Bahkan kala orang-orang kesulitan mendapatkan makanan atau saat harga kebutuhan bahan pokok menaik apalagi tak sedikit yang tertimpa PHK, warga desa jauh lebih relaks menghadapi dan mengatasinya ketimbang orang kota. Masyarakat desa masih dan mau memanfaatkan makanan lokal selain beras untuk meredam kebutuhan tubuhnya. Mereka acap memanfaatkan umbi-umbian yang ada.
Kita paham, ke depan persoalan pangan tidak dapat diremehkan. Cepat atau lambat kita akan dihadapkan pada masalah pemenuhan pangan yang menjadi kebutuhan pokok masyarakat, karena laju pertumbuhan penduduk di Indonesia yang semakin cepat.
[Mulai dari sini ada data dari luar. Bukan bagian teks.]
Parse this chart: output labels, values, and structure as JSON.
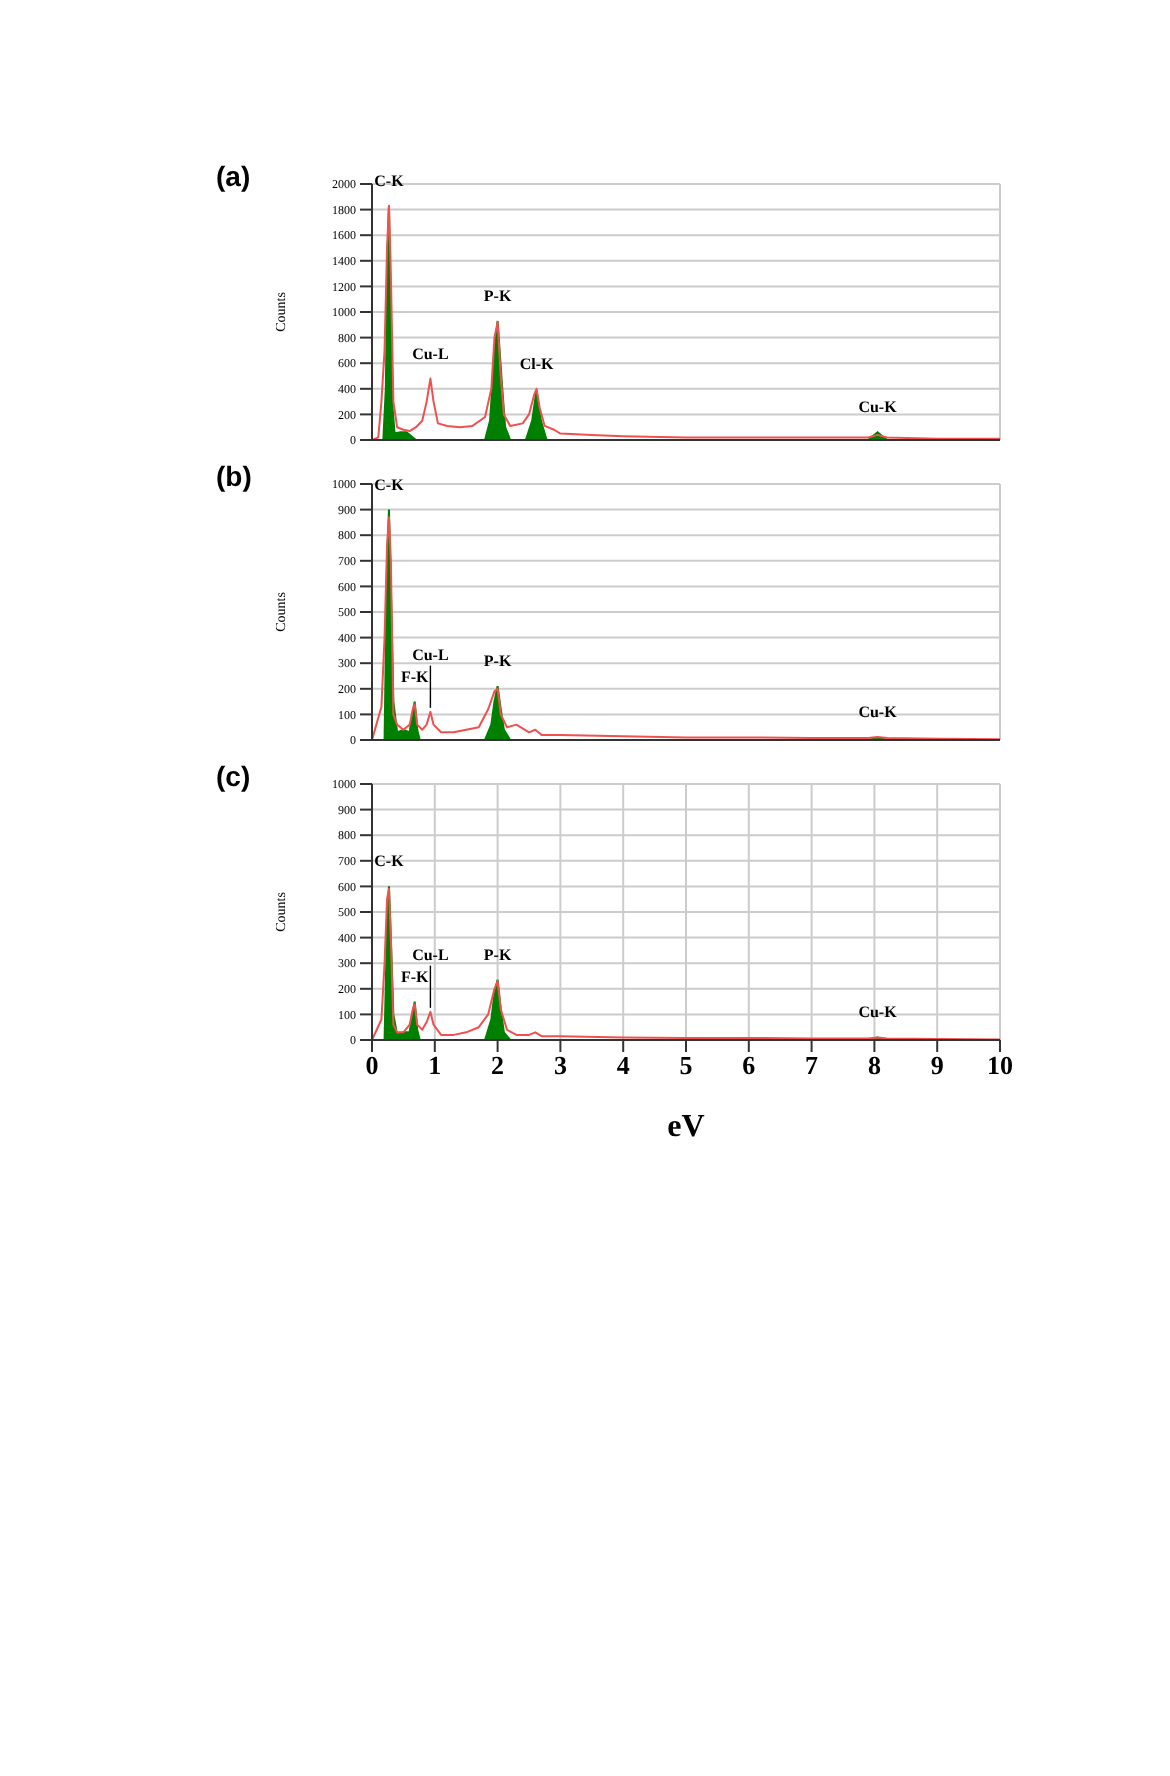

Jika kita mau dan rela, kita bisa belajar dari desa-desa kita yang tersebar di rumah besar Indonesia. Tak ada rotan akar pun jadi, tak ada atau beras mahal, umbi-umbian pun sanggup menyelamatkan kita dari resesi di tengah pandemi.
Misalnya saja, palawija, umbi-umbian singkong, ubi jalar, garut, ganyong, uwi, gembili, talas, sukun, waluh dan bengkoang yang keberadaannya cukup melimpah dan mempunyai potensi dikembangkan sebagai pangan pokok maupun sebagai pangan fungsional. Di samping itu, menurut penelitian, umbi-umbian terbukti berpotensi sebagai sumber prebiotik untuk meningkatkan saluran cerna dan sistem imun. Tetapi masih banyak juga masyarakat yang beranggapan bahwa umbi-umbian sebagai makanan kelas dua. Ini keliru dan perlu diluruskan.
Kita harus rubah mindset ini, konsumsi umbi-umbian dan pangan lokal lain harus digalakkan. Harapannya, umbi-umbian dan pangan lokal tersebut dapat menjadi pangan pilihan yang bernilai tinggi dengan berbagai aplikasi, bukan sekedar sebagai alternatif pengganti. Misalnya sebagai bahan utama maupun bahan pendukung untuk produk-produk bakery, snack, biskuit, mie, bakso, bubur, sosis, nugget, serta sebagai bahan penyalut, pengental, maupun pengisi.